Медведь кивнул. Открыл свою черную папку и передал на подпись Кирову несколько постановлений на арест членов партии. Передал молча, давая всем своим видом понять, что инициатива исходит не от него, а от Ягоды из Москвы. Киров взглянул на постановления и отложил в сторону.
— Я не знаю этих людей, выясню и потом подпишу, — сказал он Медведю.
— Ягода просил как можно быстрее, — заметил Филипп Демьянович.
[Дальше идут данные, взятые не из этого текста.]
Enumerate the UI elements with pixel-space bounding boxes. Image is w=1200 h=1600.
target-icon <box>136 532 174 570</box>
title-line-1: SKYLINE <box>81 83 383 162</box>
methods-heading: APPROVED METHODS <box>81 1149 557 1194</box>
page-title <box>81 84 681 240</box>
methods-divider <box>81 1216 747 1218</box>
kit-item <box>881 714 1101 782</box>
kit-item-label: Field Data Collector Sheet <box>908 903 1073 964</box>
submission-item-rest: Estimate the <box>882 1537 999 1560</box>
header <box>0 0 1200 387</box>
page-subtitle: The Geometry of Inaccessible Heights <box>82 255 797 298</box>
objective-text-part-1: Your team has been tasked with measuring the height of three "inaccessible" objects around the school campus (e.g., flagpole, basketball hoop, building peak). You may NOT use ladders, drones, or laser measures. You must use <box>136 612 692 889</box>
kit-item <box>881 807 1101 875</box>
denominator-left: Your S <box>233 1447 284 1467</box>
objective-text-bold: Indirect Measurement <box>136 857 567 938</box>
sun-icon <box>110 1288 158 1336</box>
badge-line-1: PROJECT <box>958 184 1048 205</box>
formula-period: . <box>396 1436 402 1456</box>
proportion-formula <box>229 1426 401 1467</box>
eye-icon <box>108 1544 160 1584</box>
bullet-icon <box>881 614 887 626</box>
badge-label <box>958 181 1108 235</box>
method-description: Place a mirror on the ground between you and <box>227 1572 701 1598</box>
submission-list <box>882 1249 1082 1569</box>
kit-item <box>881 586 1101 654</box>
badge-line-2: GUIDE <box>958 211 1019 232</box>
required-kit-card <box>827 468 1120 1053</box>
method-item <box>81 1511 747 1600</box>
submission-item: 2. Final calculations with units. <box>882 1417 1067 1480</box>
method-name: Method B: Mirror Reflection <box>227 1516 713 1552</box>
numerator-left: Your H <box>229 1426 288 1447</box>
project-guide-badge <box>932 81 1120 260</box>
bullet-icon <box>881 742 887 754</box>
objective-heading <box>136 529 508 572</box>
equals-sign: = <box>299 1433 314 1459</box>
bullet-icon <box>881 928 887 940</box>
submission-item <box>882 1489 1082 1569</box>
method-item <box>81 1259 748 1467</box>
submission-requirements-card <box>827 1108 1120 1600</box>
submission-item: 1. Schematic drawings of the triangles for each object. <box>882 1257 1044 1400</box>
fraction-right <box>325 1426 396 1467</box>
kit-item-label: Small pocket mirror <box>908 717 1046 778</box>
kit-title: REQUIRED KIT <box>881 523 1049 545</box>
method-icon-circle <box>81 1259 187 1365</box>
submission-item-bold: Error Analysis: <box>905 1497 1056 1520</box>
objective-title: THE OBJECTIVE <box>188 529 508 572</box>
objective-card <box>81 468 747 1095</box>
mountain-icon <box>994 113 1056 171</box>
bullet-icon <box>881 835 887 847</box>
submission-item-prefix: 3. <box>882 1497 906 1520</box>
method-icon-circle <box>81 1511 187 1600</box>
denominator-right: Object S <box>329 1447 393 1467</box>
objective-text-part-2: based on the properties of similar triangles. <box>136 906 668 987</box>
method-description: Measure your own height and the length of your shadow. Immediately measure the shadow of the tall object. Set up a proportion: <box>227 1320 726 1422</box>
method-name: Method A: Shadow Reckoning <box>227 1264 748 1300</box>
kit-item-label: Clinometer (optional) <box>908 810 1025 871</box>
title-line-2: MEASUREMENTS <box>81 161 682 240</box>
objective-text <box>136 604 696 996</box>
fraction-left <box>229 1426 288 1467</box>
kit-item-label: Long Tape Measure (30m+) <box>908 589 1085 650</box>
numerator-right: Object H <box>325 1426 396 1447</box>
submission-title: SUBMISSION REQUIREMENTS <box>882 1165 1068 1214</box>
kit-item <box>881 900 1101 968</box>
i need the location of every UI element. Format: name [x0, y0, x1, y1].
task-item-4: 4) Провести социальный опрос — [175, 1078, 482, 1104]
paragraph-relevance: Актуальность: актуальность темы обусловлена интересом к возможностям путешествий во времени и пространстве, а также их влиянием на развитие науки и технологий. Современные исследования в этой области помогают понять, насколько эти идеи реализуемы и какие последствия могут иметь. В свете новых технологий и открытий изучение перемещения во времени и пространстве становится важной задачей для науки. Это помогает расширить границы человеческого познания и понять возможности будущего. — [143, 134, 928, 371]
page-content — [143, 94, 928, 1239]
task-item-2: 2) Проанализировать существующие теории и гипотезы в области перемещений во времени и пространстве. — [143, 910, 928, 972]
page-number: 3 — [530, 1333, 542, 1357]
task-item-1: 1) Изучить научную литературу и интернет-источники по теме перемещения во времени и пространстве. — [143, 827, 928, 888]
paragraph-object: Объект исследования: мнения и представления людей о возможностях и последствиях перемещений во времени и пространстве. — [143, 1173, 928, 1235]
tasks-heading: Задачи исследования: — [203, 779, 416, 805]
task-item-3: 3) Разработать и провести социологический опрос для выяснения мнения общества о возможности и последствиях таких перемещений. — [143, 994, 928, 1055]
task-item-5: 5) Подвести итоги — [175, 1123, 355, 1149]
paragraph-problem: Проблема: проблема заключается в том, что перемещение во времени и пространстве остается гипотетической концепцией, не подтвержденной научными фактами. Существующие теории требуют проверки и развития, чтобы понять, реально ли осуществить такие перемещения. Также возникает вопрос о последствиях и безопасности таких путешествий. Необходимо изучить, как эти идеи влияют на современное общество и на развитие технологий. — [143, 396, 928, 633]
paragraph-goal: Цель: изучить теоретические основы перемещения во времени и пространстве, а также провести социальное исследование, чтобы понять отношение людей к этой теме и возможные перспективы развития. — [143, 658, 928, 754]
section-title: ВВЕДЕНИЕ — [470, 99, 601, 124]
— Скажи, что передал мне его просьбу, пусть звонит сюда! — скривив губы, ответил Киров.
— Я пойду?..
— Давай!
Киров поднялся, пожал ему руку, пододвинул к себе постановления и стал их внимательно изучать. Медведь что-то еще хотел сказать ему, но, промолчав, ушел. Киров вызвал к себе Чудова. Трое партийцев из пяти обвинялись в причастности к троцкистскому заговору. «Коба не дремлет, — подумал Киров и усмехнулся. — И Ягода каждый день направляет Медведю списки по десять — пятнадцать человек для ареста, и везде одна и та же формулировка: принадлежность к троцкистскому блоку, заговор с целью свержения Советской власти. И приводятся ссылки на показания уже расстрелянных и осужденных членов Промпартии, проверить которые невозможно. И надо подписывать. Надо верить Ягоде, верить доблестному ОГПУ, которое не может ошибаться. Сейчас придет Чудов и скажет: а какие у нас основания, чтобы не подписывать? Никаких. Значит, надо подписывать».
15
События в Институте истории партии набирали свои обороты. В конце марта Николаев «за отказ подчиниться партдисциплине, обывательское реагирование на посылку по партмобилизации» решением парткома был исключен из рядов ВКП(б).
3 апреля 1934 года директор института Отто Лидак подписал приказ номер одиннадцать: «Николаева Леонида Васильевича в связи с исключением из партии, за отказ от парткомандировки освободить от работы инструктора сектора истпарткомиссии с исключением из штата института, компенсировав его 2-х недельным выходным пособием».
8 апреля партийное собрание всего института подтвердило правильность решения парткома.
Николаев пришел домой перепуганный, а когда Мильда пригласила его ужинать, он вышел как чужой родственник с диковатым взглядом и долго смотрел на банку икры, которую она якобы купила в коммерческом магазине.
— Сколько это стоит? — спросил он.
— Двадцать пять рублей, — ответила Мильда. — Я подумала, что мы иногда можем себе позволить попробовать и икру, тем более что я подработала немного…
Банку икры ей отдал Киров из своего продпайка. Его жена ее не любила, а он всем рыбным продуктам предпочитал мясо.
— Этого не надо было делать, — решительно сказал Николаев. — Отдай детям, им полезно, а я поем картошку с капустой.
— Что-то случилось? — спросила она.
Он кивнул.
— Что?..
— Меня исключили из партии и уволили с работы, — выдавил он. — Я не знаю, что теперь делать.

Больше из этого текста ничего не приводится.